There is no question that the 502nd is happier to have Hikari flying along with them again.Their plan is improvised, their tools are makeshift, if anything goes wrong they’ll almost certainly never make it out alive, and yet the entire team is cheerful as they fly towards the hive. Despite the dangers, they are now all together again. Despite the weaknesses Hikari has compared to Takami, they know her, and they trust that she will accomplish her part. Perhaps that ability to trust in each other plays the biggest part in their lack of tension here. They’re no longer relying on artillery to get the vital shot in; the mission no longer depends on anything they can’t control. The mission’s success or failure lies solely in their hands, and they believe absolutely in each others’ ability to accomplish their tasks.
The final battle is intense, with everyone doing their part, but it comes down to Hikari and Kanno making a race for the main body of the hive in something of a role reversal. With Kanno carrying the precious payload for the final strike on the core, she can’t risk fighting, so Hikari is actually the one covering her as they rush in, spot the core, and then charge for the final strike. I admit, I was expecting Kanno to finish it off with her Tsurugi Issen; that would have been fine in my eyes. Hikari had already done more than enough to prove that she was an indispensable part of this victory. But having her make the final shot with that damaged Liberator… that is just awesome. And it’s still perfectly in line with what we know she’s learned, using Rossman’s lessons to concentrate all her magic into the gun in her right hand, and then shoot.
This victory is amazing, and worthy of all the praise anyone can give. Certainly it’s a victory of many parts, and no one could have accomplished it if the others hadn’t done what they did, but that doesn’t diminish the value of what was accomplished. They have destroyed a Neuroi hive; not by abusing Neuroi technology, not by some method that they can’t understand and can’t control, but with skill, determination, willpower, and using tools and strategies that can adapted and re-used in other battles. While the destruction of the hive in Gallia in the first season of Strike Witches showed that it was possible to defeat the Neuroi, it’s the destruction of this hive, I believe, that gives humanity a viable strategy for doing do in the future. Also, Hikari gets to join the elite ranks of witches who have actually made a killing blow on a Neuroi hive. Right now she’s one of only two people to accomplish that feat.

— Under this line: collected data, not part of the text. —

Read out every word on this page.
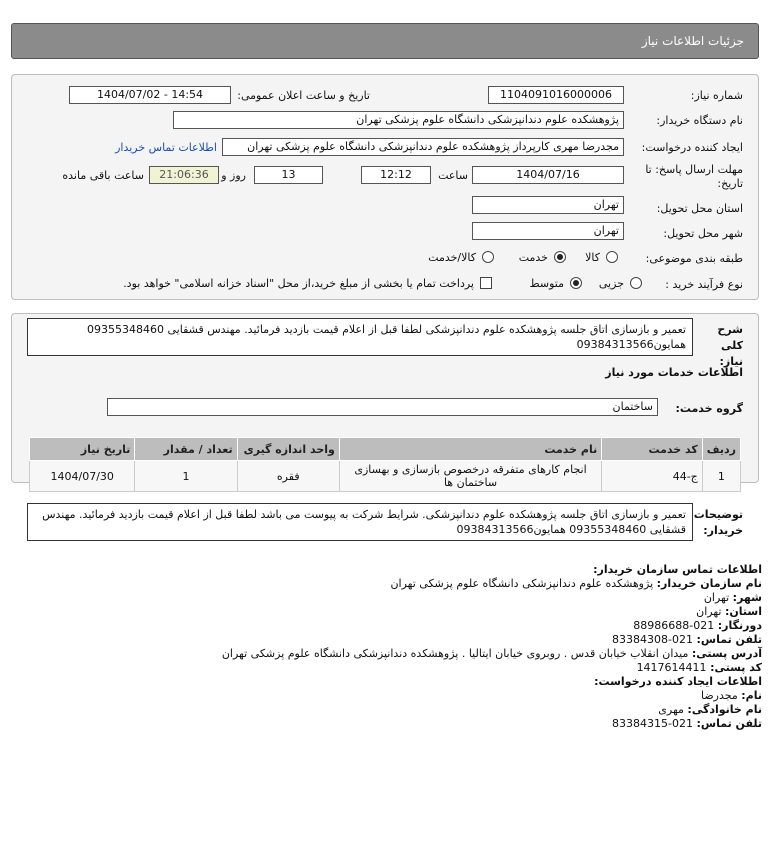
جزئیات اطلاعات نیاز
شماره نیاز:
1104091016000006
تاریخ و ساعت اعلان عمومی:
1404/07/02 - 14:54
نام دستگاه خریدار:
پژوهشکده علوم دندانپزشکی دانشگاه علوم پزشکی تهران
ایجاد کننده درخواست:
مجدرضا مهری کارپرداز پژوهشکده علوم دندانپزشکی دانشگاه علوم پزشکی تهران
اطلاعات تماس خریدار
مهلت ارسال پاسخ: تا تاریخ:
1404/07/16
ساعت
12:12
13
روز و
21:06:36
ساعت باقی مانده
استان محل تحویل:
تهران
شهر محل تحویل:
تهران
طبقه بندی موضوعی:
کالا
خدمت
کالا/خدمت
نوع فرآیند خرید :
جزیی
متوسط
پرداخت تمام یا بخشی از مبلغ خرید،از محل "اسناد خزانه اسلامی" خواهد بود.
شرح کلی نیاز:
تعمیر و بازسازی اتاق جلسه پژوهشکده علوم دندانپزشکی لطفا قبل از اعلام قیمت بازدید فرمائید. مهندس قشقایی 09355348460 همایون09384313566
اطلاعات خدمات مورد نیاز
گروه خدمت:
ساختمان
ردیف	کد خدمت	نام خدمت	واحد اندازه گیری	تعداد / مقدار	تاریخ نیاز
1	ج-44	انجام کارهای متفرقه درخصوص بازسازی و بهسازی ساختمان ها	فقره	1	1404/07/30
توضیحات خریدار:
تعمیر و بازسازی اتاق جلسه پژوهشکده علوم دندانپزشکی. شرایط شرکت به پیوست می باشد لطفا قبل از اعلام قیمت بازدید فرمائید. مهندس قشقایی 09355348460 همایون09384313566
اطلاعات تماس سازمان خریدار:
نام سازمان خریدار: پژوهشکده علوم دندانپزشکی دانشگاه علوم پزشکی تهران
شهر: تهران
استان: تهران
دورنگار: 021-88986688
تلفن تماس: 021-83384308
آدرس پستی: میدان انقلاب خیابان قدس . روبروی خیابان ایتالیا . پژوهشکده دندانپزشکی دانشگاه علوم پزشکی تهران
کد پستی: 1417614411
اطلاعات ایجاد کننده درخواست:
نام: مجدرضا
نام خانوادگی: مهری
تلفن تماس: 021-83384315
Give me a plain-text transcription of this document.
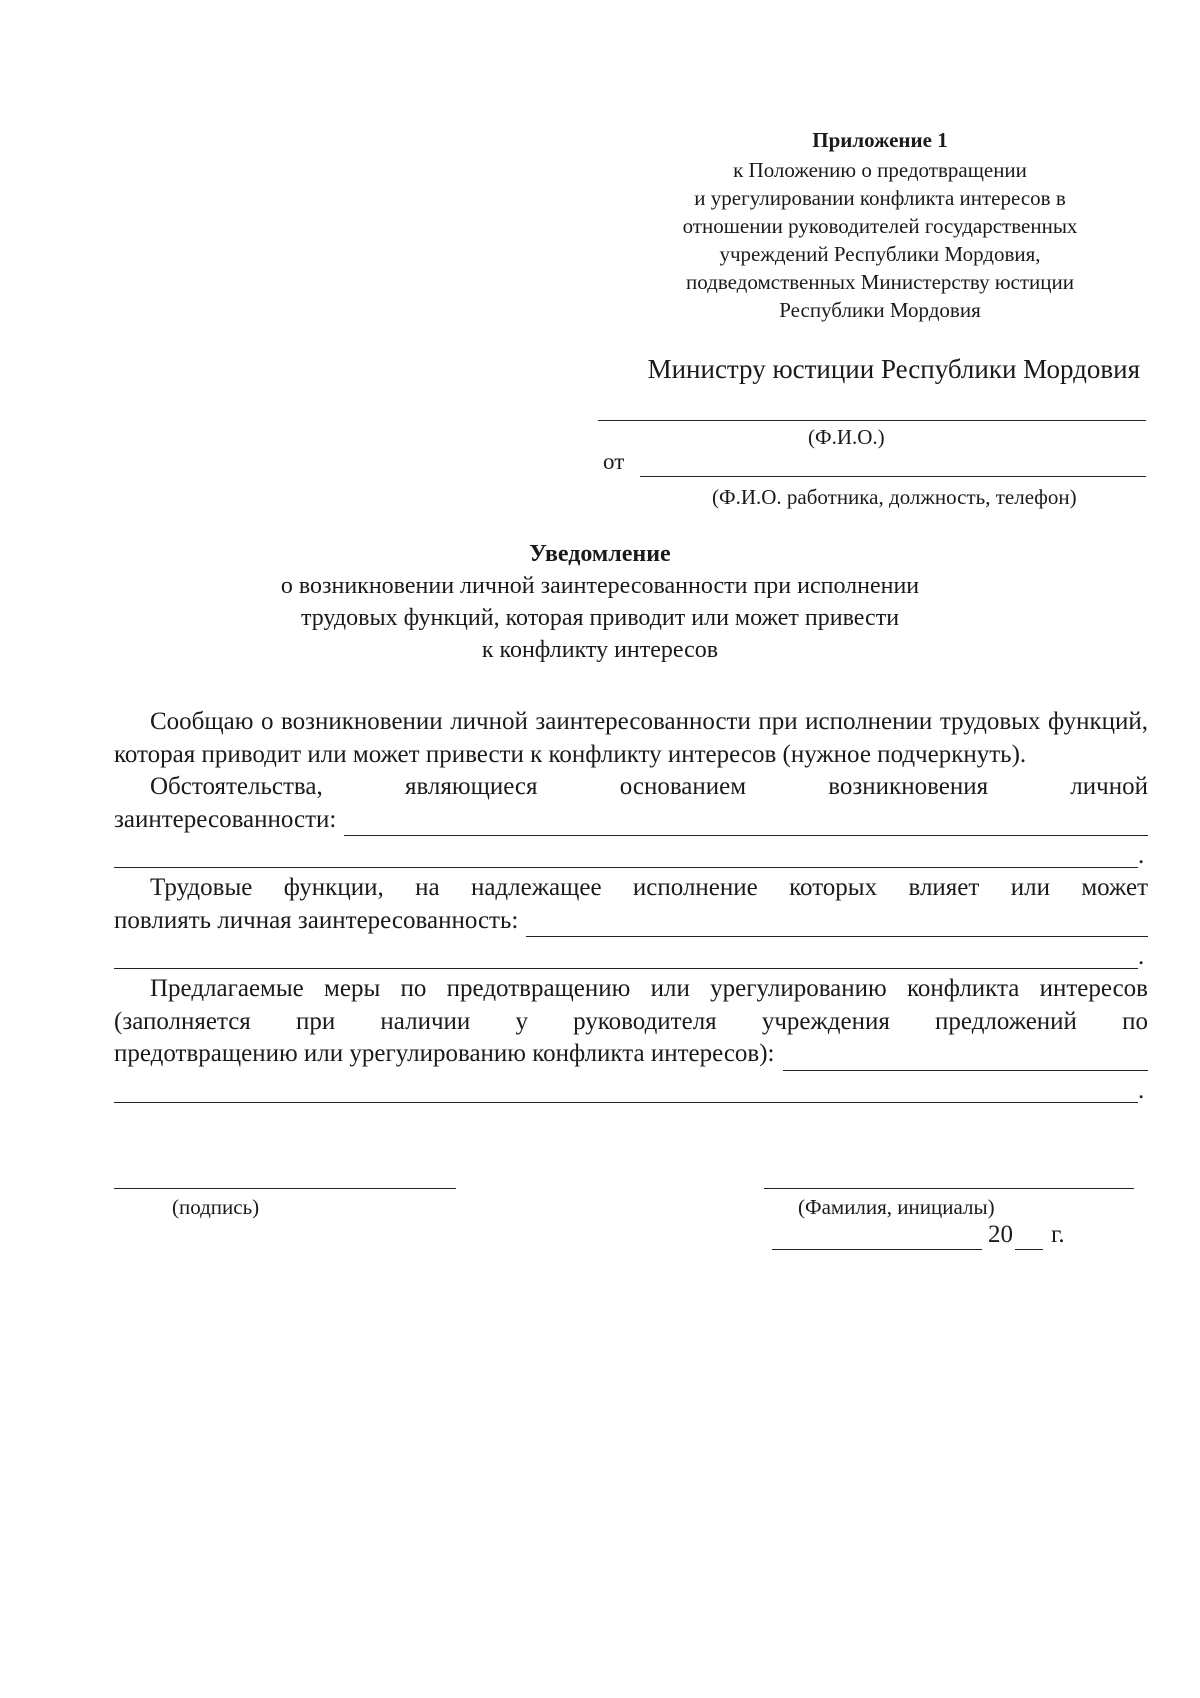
Приложение 1
к Положению о предотвращении
и урегулировании конфликта интересов в
отношении руководителей государственных
учреждений Республики Мордовия,
подведомственных Министерству юстиции
Республики Мордовия
Министру юстиции Республики Мордовия
(Ф.И.О.)
от
(Ф.И.О. работника, должность, телефон)
Уведомление
о возникновении личной заинтересованности при исполнении
трудовых функций, которая приводит или может привести
к конфликту интересов

Сообщаю о возникновении личной заинтересованности при исполнении трудовых функций, которая приводит или может привести к конфликту интересов (нужное подчеркнуть).

Обстоятельства, являющиеся основанием возникновения личной

заинтересованности:
.

Трудовые функции, на надлежащее исполнение которых влияет или может

повлиять личная заинтересованность:
.

Предлагаемые меры по предотвращению или урегулированию конфликта интересов (заполняется при наличии у руководителя учреждения предложений по

предотвращению или урегулированию конфликта интересов):
.
(подпись)	(Фамилия, инициалы)
20 г.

Now that the immediate threat of Grigori has passed, the Brave Witches are being redeployed to a new front. Unlike the 501st that is formed from elites for a specific purpose and then disbanded once that purpose is complete, the 502nd is a long standing unit that is merely sent to a new area once their current situation is dealt with. And of course, the unit isn’t going anywhere without their little Fuso squirrel. As Takami says in the end, Hikari has found the place where she can shine the brightest. It was an accident that brought her there, and no one expected her to be able to handle it, yet now no one can argue that she does not belong there. She is a part of that unit, a member of their family, and she has earned her place there through blood, sweat, and tears, overcome trials by fire and ice, and defeated the greatest challenges anyone could face. That is where she belongs, and no one is going to try to change that ever again.
This was a good episode. I might even say a really good episode. Intense action, strong emotions, good highs and lows, and a solid resolution. It was engaging enough that I wasn’t thinking about the tropes that were being used or what was likely to happen next. I was simply caught up in the flow and swept along. In my eyes, that makes for good writing. And a good finale. With this, Brave Witches has come to an end, aside from a bonus episode that I heard is going to be made available sometime in January. But since that is a bonus, I’m not counting it in the regular series review. My thanks to anyone who’s followed these reviews: I hope you’ve enjoyed them. I’ll hopefully have review post up for the full series in the not too distant future.

Oh hey, meet Aurora E. Juutilainen, Eila’s older sister. She’s in charge of the 502nd’s field support unit, retrieving lost striker units. As you can guess, this tends to keep her pretty busy.